Agency workers referred parents to the research study if children met inclusion criteria at the time of CPS involvement: (1) younger than 2 years old, and (2) living with birth parent. Following referral, parents were contacted and invited to participate. Upon enrollment, a project coordinator randomly assigned participants to the experimental or control intervention condition using a randomly generated number sequence (with group assignment based on even vs. odd digits). Following pre-intervention research visits, families completed the intervention, and then participated in yearly follow-up visits. Recruitment began in 2006, and preschool follow-up visits were conducted through 2012.

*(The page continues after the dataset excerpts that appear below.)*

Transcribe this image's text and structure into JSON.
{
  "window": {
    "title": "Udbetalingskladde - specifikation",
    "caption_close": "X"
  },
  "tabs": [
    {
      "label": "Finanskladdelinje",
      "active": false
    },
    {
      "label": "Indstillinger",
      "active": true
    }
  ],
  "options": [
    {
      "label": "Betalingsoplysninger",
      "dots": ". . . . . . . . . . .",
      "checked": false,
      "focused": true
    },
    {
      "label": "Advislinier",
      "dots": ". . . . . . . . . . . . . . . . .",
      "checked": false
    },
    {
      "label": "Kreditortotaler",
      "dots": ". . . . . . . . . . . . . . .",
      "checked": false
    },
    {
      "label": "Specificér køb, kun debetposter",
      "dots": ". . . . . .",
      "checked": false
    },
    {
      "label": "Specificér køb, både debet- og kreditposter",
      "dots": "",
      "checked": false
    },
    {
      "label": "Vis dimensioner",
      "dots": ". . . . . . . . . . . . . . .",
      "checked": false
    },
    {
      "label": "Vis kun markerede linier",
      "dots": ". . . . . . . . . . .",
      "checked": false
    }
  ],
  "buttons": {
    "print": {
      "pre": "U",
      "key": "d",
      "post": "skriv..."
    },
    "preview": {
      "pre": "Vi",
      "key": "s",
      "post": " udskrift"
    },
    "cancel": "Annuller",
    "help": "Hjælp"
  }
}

Figure 1 displays the Consolidated Standards of Reporting Trials (CONSORT) flow diagram. As shown in Figure 1, 183 participants (86% of those enrolled in the intervention phase) were retained during the post-intervention phase of the study. Cortisol data were collected from 125 children at the time of the preschool follow-up, reported on here. Of these 125 children, 10 provided samples that were not useable (7 had insufficient volumes of saliva for all samples, 1 had insufficient volumes of saliva for five samples and the other sample was excluded as an outlier, and 2 had all samples excluded as outliers), resulting in a sample size for the present study of 115 children. For the remaining 58 children (of the 183 retained for follow-up), cortisol data were not available because parents did not return the samples (n = 21), or because parents could not be reached to schedule a follow-up visit at that time (n = 37).

Consolidated Standards of Reporting Trials flow diagram. *We report numbers of children enrolled in ABC (n = 100) and DEF (n = 112) following completion of pre-intervention baseline visits. However, participants were randomly assigned to group upon consenting (N = 260; ABC n = 129, DEF n = 131), at which time the intervention group sample sizes were more similar. Follow-up numbers include participants seen for any post-intervention visits. More specific information is provided in Method section.

Interventions

Both interventions were manualized and involved 10 sessions implemented by trained parent coaches in families' homes or other places of residence.

Experimental intervention

Attachment and Biobehavioral Catch-up Intervention (ABC)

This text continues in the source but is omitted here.